Charles Scalfani has been developing software for 40 years. He started back in the days when people programmed in Assembly Language on 8-bit microprocessors. He worked on the firmware for one of the first audio cards for a PC and subsequently used it to develop a service for Record Companies for a touchscreen-based point-of-sale kiosk that was installed in Tower Records stores all over the country called the Music Sampler.
During the following decade, Charles developed one of the first digital ink-and-paint systems, Annie, at an Oscar-winning Hollywood studio. His software was used to produce animated commercials and cartoons, most notably, Ren and Stimpy for Nickelodeon and Beavis and Butthead for MTV.
Thereafter, he and 5 coworkers formed a production studio, Class6 Entertainment, where he worked on a new Animation Production system and Game Runtime Engine that was used to produce the CD-ROM game, Creature Crunch, starring Martin Short and Eugene Levy.

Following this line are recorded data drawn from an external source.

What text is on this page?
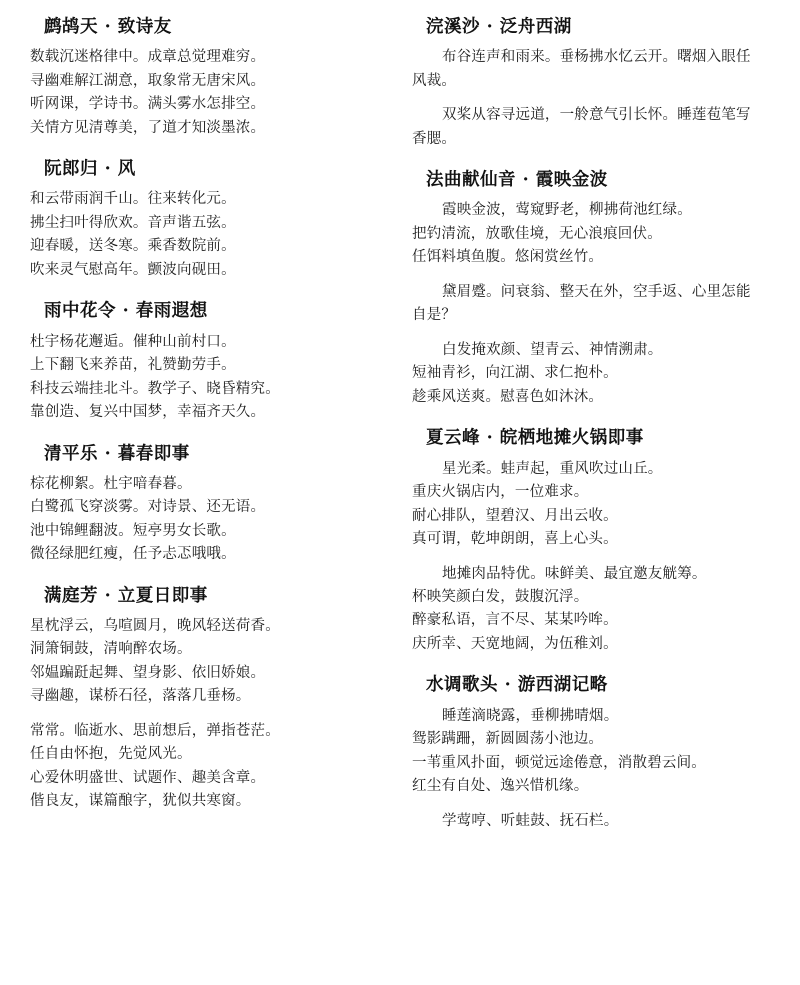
鹧鸪天 · 致诗友
数载沉迷格律中。成章总觉理难穷。
寻幽难解江湖意，取象常无唐宋风。
听网课，学诗书。满头雾水怎排空。
关情方见清尊美，了道才知淡墨浓。
阮郎归 · 风
和云带雨润千山。往来转化元。
拂尘扫叶得欣欢。音声谐五弦。
迎春暖，送冬寒。乘香数院前。
吹来灵气慰高年。颤波向砚田。
雨中花令 · 春雨遐想
杜宇杨花邂逅。催种山前村口。
上下翻飞来养苗，礼赞勤劳手。
科技云端挂北斗。教学子、晓昏精究。
靠创造、复兴中国梦，幸福齐天久。
清平乐 · 暮春即事
棕花柳絮。杜宇喑春暮。
白鹭孤飞穿淡雾。对诗景、还无语。
池中锦鲤翻波。短亭男女长歌。
微径绿肥红瘦，任予忐忑哦哦。
满庭芳 · 立夏日即事
星枕浮云，乌喧圆月，晚风轻送荷香。
洞箫铜鼓，清响醉农场。
邻媪蹁跹起舞、望身影、依旧娇娘。
寻幽趣，谋桥石径，落落几垂杨。
常常。临逝水、思前想后，弹指苍茫。
任自由怀抱，先觉风光。
心爱休明盛世、试题作、趣美含章。
偕良友，谋篇酿字，犹似共寒窗。
浣溪沙 · 泛舟西湖
布谷连声和雨来。垂杨拂水忆云开。曙烟入眼任
风裁。
双桨从容寻远道，一舲意气引长怀。睡莲苞笔写
香腮。
法曲献仙音 · 霞映金波
霞映金波，莺窥野老，柳拂荷池红绿。
把钓清流，放歌佳境，无心浪痕回伏。
任饵料填鱼腹。悠闲赏丝竹。
黛眉蹙。问衰翁、整天在外，空手返、心里怎能
自是？
白发掩欢颜、望青云、神情溯肃。
短袖青衫，向江湖、求仁抱朴。
趁乘风送爽。慰喜色如沐沐。
夏云峰 · 皖栖地摊火锅即事
星光柔。蛙声起，重风吹过山丘。
重庆火锅店内，一位难求。
耐心排队，望碧汉、月出云收。
真可谓，乾坤朗朗，喜上心头。
地摊肉品特优。味鲜美、最宜邀友觥筹。
杯映笑颜白发，鼓腹沉浮。
醉豪私语，言不尽、某某吟哞。
庆所幸、天宽地阔，为伍稚刘。
水调歌头 · 游西湖记略
睡莲滴晓露，垂柳拂晴烟。
鸳影蹒跚，新圆圆荡小池边。
一苇重风扑面，顿觉远途倦意，消散碧云间。
红尘有自处、逸兴惜机缘。
学莺哼、听蛙鼓、抚石栏。
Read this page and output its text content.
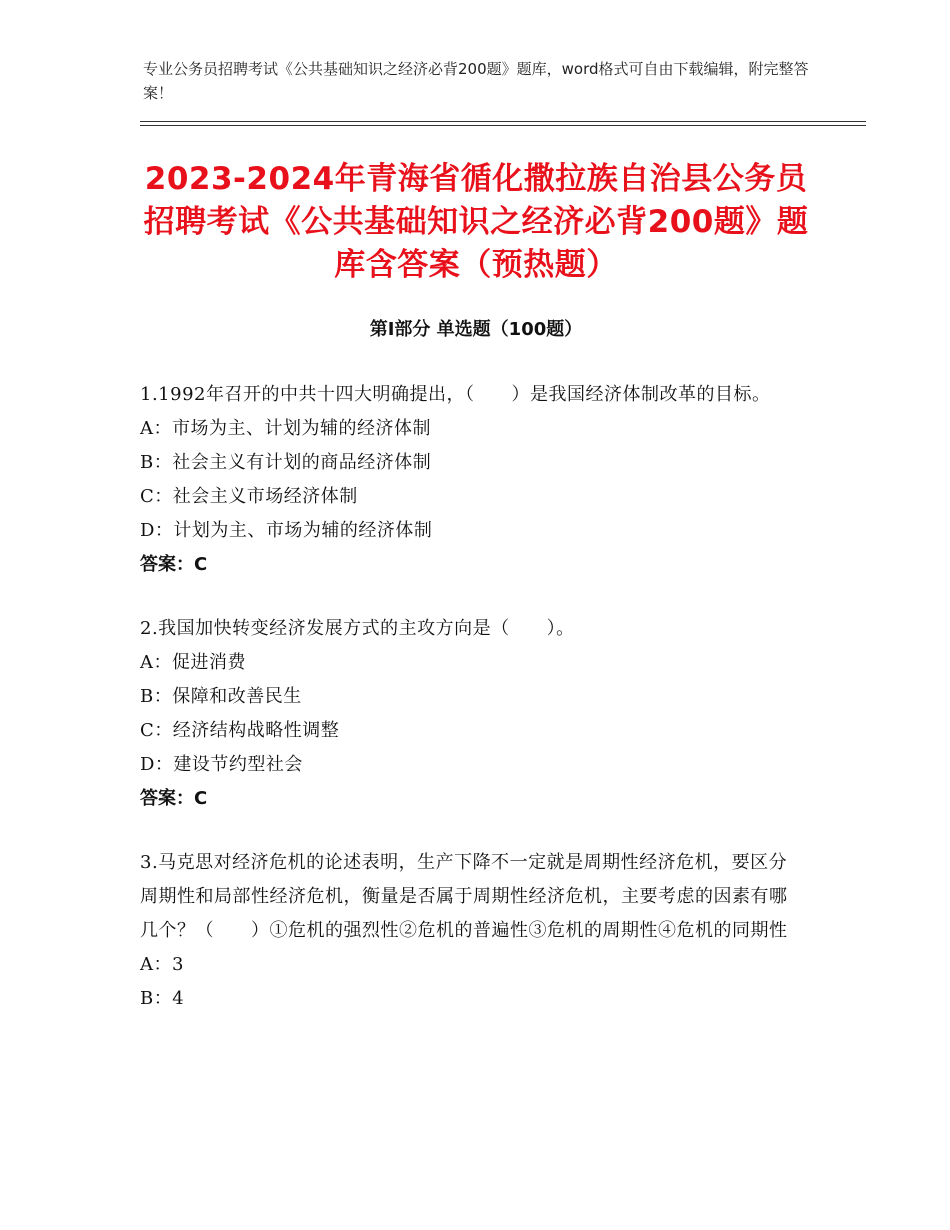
专业公务员招聘考试《公共基础知识之经济必背200题》题库，word格式可自由下载编辑，附完整答案！
2023-2024年青海省循化撒拉族自治县公务员招聘考试《公共基础知识之经济必背200题》题库含答案（预热题）
第Ⅰ部分 单选题（100题）
1.1992年召开的中共十四大明确提出，（　　）是我国经济体制改革的目标。
A：市场为主、计划为辅的经济体制
B：社会主义有计划的商品经济体制
C：社会主义市场经济体制
D：计划为主、市场为辅的经济体制
答案：C
2.我国加快转变经济发展方式的主攻方向是（　　）。
A：促进消费
B：保障和改善民生
C：经济结构战略性调整
D：建设节约型社会
答案：C
3.马克思对经济危机的论述表明，生产下降不一定就是周期性经济危机，要区分周期性和局部性经济危机，衡量是否属于周期性经济危机，主要考虑的因素有哪几个？（　　）①危机的强烈性②危机的普遍性③危机的周期性④危机的同期性
A：3
B：4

Since then, he’s been working mostly in traditional businesses from process control, automation, point-of-sales, dot-com, consulting, and manufacture monitoring, where he created a Patented process for tracking contaminated milk in dairy plants.
He’s currently the CTO for Panoramic Software where he and a team of developers recently created a system that helps Veteran Service Organizations more efficiently help Veterans file benefit claims, a potentially life-saving endeavor. Panoramic uses Elm, PureScript and Haskell, which are all Functional Programming Languages, the subject of his most recent book.